A 16th-century European physician would look at a person and describe their emotional state in terms of a balance of the four humors. For them, it was a useful system of taxonomy. He (usually this was the case) could talk about a person who suffered from an excess of black bile and a deficiency of green bile, and another physician would understand, generally, what sort of behavior to expect from this person. Such descriptors are merely a way of quantifying something. You can be as precise or as general as you like. You can have one hundred categories or you can have two.
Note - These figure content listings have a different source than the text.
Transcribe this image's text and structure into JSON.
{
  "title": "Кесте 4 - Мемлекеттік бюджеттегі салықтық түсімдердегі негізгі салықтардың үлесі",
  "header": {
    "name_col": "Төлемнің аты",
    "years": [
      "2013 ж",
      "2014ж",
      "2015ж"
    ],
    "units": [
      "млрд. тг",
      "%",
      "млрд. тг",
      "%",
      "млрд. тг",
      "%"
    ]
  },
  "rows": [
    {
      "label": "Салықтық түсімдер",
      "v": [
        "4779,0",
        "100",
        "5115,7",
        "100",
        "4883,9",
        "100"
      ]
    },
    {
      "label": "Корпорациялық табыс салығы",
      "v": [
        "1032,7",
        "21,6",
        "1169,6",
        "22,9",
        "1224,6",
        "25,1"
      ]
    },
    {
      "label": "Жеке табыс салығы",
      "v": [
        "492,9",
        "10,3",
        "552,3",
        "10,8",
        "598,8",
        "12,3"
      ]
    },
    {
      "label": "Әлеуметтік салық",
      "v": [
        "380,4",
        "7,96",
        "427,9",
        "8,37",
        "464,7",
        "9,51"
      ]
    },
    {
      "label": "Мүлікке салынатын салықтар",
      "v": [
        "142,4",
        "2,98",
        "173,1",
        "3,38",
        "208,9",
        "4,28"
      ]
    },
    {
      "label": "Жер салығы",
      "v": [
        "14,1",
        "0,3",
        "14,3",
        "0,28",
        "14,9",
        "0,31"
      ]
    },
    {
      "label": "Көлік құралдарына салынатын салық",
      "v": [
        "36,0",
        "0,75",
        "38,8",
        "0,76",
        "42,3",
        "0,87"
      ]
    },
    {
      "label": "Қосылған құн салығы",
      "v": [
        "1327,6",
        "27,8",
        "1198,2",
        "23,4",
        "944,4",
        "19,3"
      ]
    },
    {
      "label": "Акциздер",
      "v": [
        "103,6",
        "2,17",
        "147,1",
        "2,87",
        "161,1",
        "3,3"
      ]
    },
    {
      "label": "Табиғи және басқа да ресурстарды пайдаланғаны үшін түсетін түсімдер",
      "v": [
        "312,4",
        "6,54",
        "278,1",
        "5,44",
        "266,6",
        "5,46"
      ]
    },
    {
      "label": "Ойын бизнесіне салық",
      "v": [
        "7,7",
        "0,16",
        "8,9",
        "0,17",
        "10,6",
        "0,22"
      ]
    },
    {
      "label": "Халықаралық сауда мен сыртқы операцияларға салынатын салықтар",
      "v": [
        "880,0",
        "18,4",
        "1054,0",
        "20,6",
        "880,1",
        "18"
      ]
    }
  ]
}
Take taxonomy. Sometimes it is sufficient to describe all living things in terms of their kingdom -- you are a eukaryote, many of the things that live on you are prokaryotes. Finer subdivisions are made -- unicellular protists vs. multicellular organisms, plants vs. animals, vertebrates vs. invertebrates, and so forth. You can even winnow it down to describe an individual species, or a subpopulation within that species, which is very specific indeed.
But within that subpopulation you will still find variation. For instance, you might wish to divide the human species into 16 categories according to personality as defined by a predetermined set of behavioral traits, which you survey by answering a set of questions. This does not mean that finer gradations cannot be made, nor does it mean that there will not be individuals who do not fit easily into one class or another. (To this end, I ask you -- how thoroughly have you examined the methodology of this test? Do you really understand how it works, or do you just use it as a tool for classification? That is, are you a theorist or a technician?)
(And as for you assertion that somehow my present endeavors limit my ability to assess personality: I previously spent ten years studying and performing a theater, which is nothing if not primarily a tool for codifying human behavior and personality. I'd like to think during that time I developed some tools for both classifying and unclassifying, too.)